Obrolan bersama adiknya itu berlangsung tiga tahun lalu. Sialnya, pandemi tiba, adiknya makin sibuk main game. Tapi yang paling sial dari kejadian itu menurut Grudug adiknya semakin masif main game, uang semakin banyak. Sementara Grudug, masih sibuk memikirkan cara menghentikan adiknya main Game.
Berhari-hari, selalu ia menyempatkan diri berpikir bagaimana cara membuat adiknya berhenti kecanduan game. “Kalau memutus bayi kecanduan susu kan gampang, oleskan yang pahit-pahit ke susu ibunya, maka kebiasaan menyusu perlahan akan hilang. Tapi kalau kebiasaan game, apa yang bisa aku lakukan?” pikirnya, tanpa ketemu pemecahan.

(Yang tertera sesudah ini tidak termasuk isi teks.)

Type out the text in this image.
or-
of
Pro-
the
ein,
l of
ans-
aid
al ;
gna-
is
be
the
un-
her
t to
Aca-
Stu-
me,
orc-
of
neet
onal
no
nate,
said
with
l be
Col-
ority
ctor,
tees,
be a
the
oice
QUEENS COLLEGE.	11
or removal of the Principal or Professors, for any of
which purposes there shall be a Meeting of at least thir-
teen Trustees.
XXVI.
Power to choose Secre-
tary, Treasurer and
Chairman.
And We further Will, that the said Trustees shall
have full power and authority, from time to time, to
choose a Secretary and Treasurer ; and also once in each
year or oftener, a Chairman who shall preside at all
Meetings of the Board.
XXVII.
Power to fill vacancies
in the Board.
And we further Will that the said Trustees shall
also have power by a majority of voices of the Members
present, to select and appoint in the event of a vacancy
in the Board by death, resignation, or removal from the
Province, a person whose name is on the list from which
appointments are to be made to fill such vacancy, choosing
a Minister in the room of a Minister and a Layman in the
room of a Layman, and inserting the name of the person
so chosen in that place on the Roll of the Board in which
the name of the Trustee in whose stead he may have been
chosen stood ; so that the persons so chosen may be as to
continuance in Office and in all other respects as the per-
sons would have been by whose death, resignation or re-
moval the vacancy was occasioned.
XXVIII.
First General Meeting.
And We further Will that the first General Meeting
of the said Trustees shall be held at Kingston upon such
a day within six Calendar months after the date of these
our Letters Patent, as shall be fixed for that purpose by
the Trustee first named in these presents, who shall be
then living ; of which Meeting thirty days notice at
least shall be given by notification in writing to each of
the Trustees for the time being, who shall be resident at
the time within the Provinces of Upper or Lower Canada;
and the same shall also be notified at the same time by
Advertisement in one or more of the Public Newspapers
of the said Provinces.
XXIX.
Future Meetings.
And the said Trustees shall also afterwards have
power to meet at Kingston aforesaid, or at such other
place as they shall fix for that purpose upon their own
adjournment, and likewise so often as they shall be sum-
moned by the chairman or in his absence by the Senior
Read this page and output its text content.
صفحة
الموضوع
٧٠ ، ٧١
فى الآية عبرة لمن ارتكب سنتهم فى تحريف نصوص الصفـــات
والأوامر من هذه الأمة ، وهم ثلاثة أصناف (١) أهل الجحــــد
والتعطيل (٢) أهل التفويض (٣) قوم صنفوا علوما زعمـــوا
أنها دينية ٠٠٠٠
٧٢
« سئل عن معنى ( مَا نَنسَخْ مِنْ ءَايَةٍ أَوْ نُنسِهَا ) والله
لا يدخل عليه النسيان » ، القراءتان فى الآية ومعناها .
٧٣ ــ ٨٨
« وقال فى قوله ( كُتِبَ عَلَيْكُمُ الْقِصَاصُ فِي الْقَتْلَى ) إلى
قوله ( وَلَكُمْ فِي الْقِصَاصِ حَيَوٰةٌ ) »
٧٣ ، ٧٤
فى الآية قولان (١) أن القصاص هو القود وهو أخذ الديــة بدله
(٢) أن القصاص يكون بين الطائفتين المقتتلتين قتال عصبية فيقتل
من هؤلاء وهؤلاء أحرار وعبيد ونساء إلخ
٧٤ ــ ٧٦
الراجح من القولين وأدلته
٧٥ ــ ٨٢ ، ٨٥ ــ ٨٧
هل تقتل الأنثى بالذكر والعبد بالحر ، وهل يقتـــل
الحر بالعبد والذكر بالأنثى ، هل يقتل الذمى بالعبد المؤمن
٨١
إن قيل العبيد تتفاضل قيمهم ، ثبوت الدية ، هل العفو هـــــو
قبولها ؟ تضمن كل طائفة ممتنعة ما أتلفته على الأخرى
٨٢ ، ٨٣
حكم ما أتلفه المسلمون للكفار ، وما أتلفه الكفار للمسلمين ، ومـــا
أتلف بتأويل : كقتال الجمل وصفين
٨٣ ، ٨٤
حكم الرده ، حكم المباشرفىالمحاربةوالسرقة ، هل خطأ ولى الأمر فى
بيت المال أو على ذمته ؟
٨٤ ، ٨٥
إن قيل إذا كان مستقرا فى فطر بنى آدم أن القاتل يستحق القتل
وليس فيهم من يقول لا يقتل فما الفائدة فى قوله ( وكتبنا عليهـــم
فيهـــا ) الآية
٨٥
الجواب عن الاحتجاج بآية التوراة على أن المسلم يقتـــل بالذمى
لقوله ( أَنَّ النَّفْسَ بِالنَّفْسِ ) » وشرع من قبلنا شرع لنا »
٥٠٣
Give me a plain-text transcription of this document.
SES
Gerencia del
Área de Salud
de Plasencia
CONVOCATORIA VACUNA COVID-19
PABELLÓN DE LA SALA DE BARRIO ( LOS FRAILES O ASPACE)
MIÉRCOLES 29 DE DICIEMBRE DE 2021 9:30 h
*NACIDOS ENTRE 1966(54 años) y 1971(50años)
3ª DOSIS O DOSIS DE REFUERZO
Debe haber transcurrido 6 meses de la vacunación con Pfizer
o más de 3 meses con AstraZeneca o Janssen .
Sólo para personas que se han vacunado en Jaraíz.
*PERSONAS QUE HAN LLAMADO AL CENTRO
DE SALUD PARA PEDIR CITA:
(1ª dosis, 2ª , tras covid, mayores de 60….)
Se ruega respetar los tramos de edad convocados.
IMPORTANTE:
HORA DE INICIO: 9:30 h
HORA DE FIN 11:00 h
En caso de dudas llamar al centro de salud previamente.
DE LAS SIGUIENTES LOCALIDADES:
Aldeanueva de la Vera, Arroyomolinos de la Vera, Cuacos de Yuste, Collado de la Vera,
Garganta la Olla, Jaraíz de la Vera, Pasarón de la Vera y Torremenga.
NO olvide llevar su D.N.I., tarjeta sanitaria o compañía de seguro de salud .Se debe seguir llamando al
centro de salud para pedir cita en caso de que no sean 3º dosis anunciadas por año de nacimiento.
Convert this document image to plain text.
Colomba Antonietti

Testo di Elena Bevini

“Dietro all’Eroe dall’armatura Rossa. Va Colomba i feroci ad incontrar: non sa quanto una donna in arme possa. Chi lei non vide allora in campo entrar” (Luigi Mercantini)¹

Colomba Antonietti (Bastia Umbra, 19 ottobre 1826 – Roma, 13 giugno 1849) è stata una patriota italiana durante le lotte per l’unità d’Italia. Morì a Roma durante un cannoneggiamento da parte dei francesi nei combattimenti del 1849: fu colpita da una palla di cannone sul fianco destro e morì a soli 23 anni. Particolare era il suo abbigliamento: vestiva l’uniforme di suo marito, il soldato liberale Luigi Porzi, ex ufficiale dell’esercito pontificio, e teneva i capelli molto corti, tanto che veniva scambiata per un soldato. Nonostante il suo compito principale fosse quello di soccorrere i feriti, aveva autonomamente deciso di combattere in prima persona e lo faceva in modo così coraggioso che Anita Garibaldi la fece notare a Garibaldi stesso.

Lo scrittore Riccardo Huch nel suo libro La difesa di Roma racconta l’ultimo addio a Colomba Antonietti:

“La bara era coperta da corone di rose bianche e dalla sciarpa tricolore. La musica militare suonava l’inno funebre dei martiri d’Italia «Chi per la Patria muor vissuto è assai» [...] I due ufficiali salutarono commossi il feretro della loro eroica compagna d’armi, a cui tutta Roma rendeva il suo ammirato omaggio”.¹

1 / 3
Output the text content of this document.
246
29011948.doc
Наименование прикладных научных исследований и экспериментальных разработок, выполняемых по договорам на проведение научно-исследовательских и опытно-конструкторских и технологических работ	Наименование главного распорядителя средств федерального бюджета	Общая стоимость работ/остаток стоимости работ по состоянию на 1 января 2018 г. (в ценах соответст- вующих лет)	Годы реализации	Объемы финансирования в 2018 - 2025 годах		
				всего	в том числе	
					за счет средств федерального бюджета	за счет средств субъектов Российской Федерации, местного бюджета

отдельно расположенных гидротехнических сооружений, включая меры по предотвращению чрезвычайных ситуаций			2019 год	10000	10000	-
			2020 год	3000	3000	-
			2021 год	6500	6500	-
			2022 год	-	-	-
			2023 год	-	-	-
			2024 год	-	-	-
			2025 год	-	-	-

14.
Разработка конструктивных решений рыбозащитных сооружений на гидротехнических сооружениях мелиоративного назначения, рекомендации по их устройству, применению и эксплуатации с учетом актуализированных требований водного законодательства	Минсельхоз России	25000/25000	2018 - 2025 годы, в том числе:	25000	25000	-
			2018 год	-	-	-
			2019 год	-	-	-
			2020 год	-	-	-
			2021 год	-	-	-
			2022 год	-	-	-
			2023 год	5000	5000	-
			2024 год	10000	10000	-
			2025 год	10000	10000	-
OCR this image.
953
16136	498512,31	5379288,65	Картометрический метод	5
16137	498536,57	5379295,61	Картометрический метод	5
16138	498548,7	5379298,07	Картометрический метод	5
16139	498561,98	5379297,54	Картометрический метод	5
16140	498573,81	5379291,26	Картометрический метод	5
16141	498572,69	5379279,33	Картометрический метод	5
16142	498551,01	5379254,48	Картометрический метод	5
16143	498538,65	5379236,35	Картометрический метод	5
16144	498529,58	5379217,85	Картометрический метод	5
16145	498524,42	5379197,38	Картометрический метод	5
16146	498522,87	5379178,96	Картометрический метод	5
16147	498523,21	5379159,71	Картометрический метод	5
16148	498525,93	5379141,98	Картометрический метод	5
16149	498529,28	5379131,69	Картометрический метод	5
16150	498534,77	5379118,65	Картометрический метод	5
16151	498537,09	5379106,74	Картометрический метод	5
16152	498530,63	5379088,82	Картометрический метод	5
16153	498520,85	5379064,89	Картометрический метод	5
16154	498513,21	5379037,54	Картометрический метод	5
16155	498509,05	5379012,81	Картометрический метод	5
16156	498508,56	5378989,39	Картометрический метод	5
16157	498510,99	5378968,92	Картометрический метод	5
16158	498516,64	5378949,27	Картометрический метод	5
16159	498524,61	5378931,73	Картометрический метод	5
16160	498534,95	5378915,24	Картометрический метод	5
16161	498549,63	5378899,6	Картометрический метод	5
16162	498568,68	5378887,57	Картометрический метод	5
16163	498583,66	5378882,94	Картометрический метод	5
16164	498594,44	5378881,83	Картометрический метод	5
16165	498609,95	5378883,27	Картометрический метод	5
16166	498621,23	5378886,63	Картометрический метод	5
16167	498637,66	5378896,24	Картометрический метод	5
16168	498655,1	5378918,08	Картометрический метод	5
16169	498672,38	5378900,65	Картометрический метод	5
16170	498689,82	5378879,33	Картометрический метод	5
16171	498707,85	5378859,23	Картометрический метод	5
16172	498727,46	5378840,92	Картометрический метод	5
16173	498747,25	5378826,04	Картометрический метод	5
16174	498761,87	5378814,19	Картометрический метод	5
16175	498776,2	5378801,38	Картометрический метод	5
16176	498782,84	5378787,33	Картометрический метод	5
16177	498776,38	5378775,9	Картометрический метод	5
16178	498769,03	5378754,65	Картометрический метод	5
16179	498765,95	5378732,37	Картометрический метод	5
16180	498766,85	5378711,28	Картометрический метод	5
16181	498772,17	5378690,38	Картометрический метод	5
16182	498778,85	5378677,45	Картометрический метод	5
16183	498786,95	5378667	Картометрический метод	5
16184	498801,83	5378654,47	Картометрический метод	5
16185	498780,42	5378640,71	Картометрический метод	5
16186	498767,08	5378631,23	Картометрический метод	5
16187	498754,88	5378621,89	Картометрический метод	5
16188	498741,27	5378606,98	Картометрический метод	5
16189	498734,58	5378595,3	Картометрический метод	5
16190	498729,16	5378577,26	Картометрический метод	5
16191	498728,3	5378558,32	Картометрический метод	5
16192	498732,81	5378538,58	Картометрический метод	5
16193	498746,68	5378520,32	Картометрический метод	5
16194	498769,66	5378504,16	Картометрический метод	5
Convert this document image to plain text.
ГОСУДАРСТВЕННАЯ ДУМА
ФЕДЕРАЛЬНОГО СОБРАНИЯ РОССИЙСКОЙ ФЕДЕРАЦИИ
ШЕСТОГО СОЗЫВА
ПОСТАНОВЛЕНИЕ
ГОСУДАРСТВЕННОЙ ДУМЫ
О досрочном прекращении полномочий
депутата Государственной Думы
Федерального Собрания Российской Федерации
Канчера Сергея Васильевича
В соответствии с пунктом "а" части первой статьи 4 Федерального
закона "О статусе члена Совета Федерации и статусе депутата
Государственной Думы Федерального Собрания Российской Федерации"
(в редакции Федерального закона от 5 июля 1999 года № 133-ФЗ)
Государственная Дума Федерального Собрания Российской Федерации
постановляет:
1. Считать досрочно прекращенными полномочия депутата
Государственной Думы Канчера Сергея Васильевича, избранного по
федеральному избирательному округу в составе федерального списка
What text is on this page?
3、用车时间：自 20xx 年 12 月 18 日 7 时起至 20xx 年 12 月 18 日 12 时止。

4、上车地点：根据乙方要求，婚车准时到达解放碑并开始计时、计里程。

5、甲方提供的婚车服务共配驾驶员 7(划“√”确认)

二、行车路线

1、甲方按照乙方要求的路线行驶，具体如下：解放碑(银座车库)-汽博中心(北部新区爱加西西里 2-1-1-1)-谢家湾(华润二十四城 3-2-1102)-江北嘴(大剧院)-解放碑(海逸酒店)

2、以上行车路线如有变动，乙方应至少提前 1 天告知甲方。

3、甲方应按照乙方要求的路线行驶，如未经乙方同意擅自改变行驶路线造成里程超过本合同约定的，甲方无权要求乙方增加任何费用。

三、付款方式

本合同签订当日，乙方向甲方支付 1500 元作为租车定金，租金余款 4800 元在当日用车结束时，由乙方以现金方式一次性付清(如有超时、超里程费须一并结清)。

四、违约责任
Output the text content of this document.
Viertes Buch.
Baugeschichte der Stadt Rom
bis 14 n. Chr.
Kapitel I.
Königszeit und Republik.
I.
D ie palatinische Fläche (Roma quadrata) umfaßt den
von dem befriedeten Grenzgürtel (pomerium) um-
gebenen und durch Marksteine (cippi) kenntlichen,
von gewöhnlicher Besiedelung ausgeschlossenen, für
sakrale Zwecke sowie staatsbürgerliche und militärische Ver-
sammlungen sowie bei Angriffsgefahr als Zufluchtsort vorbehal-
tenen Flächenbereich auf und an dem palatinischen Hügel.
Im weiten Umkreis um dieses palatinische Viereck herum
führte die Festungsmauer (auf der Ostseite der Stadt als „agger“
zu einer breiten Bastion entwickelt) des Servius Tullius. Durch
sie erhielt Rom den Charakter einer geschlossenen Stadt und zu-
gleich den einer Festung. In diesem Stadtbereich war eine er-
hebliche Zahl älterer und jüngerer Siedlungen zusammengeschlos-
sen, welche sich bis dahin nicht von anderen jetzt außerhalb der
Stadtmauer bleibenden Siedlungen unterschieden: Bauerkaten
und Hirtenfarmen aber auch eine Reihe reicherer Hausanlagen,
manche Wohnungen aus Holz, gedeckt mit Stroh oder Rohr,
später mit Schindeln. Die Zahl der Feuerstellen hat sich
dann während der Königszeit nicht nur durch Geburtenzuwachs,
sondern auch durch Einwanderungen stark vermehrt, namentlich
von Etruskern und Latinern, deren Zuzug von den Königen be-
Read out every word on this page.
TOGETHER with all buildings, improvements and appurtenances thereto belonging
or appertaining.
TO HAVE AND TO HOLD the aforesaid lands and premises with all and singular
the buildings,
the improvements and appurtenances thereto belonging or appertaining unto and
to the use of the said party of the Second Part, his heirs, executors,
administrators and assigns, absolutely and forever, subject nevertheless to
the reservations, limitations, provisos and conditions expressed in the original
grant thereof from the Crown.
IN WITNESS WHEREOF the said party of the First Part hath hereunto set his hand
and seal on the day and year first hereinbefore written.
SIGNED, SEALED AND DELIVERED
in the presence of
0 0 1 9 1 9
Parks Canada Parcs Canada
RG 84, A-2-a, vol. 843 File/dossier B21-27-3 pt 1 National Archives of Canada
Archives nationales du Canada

Masih sibuk memikirkan itu, Grudug melewati hari-harinya sambil diam-diam menyelipkan buku di kamar adiknya. Hingga hari-hari di rumah saja berakhir, belum juga ketemu solusi untuk membuat “kecanduan” itu hilang. Sementara adiknya sendiri semakin serius main game dan mampu membeli beberapa alat yang harganya cukup mahal dari hasil main game. Katanya ia mau jadi youtuber game yang serius. Buku yang diselipi Grudug pun bertumpuk, berdebu di pojok kamar adiknya.
Grudug terkejut, tangan temannya menepuk bahunya. “Hee!” sapa temanya. Seperti baru bangun dari tidur, ia keranjingan menatap satu per satu wajah temannya yang Nampak kebingungan. Grudug berusaha mengingat, obrolan terakhir yang masih ia sadari.
Sambil menarik naps, ia merasa sedikit lega karena obrolan terakhir itu diingat tentang satu per satu teman-temannya dirumahkan oleh pihak tempatnya bekerja. Rata-rata mereka sudah bekerja setelah tamat kuliah, dan kini diberhentikan. Mereka semua kena dampak pandemi. Mereka menyesal memberanikan diri mencicil rumah, mencicil mobil, bahkan ada yang mencicil biaya nikah dan kini tertatih-tatih membayar cicilan itu.
Tapi, karena mereka adalah teman-teman SMA, jadi tak ada yang tahu banyak satu sama lain. Makanya, ketika itu pula temannya bertanya, “Kau kena dampak? Kok gak lesu kayak kami”
Dalam situasi yang belum kembali pulih dari lamunannya, Grudug tergesa-gesa menjawab, “Enggak, kan bapak-ibuku PNS!”
“Bukannya kau sudah tamat 3 tahun lalu?” sambar temannya dengan wajah kecut seperti es jeruk tanpa gula yang masih utuh tak ia minum.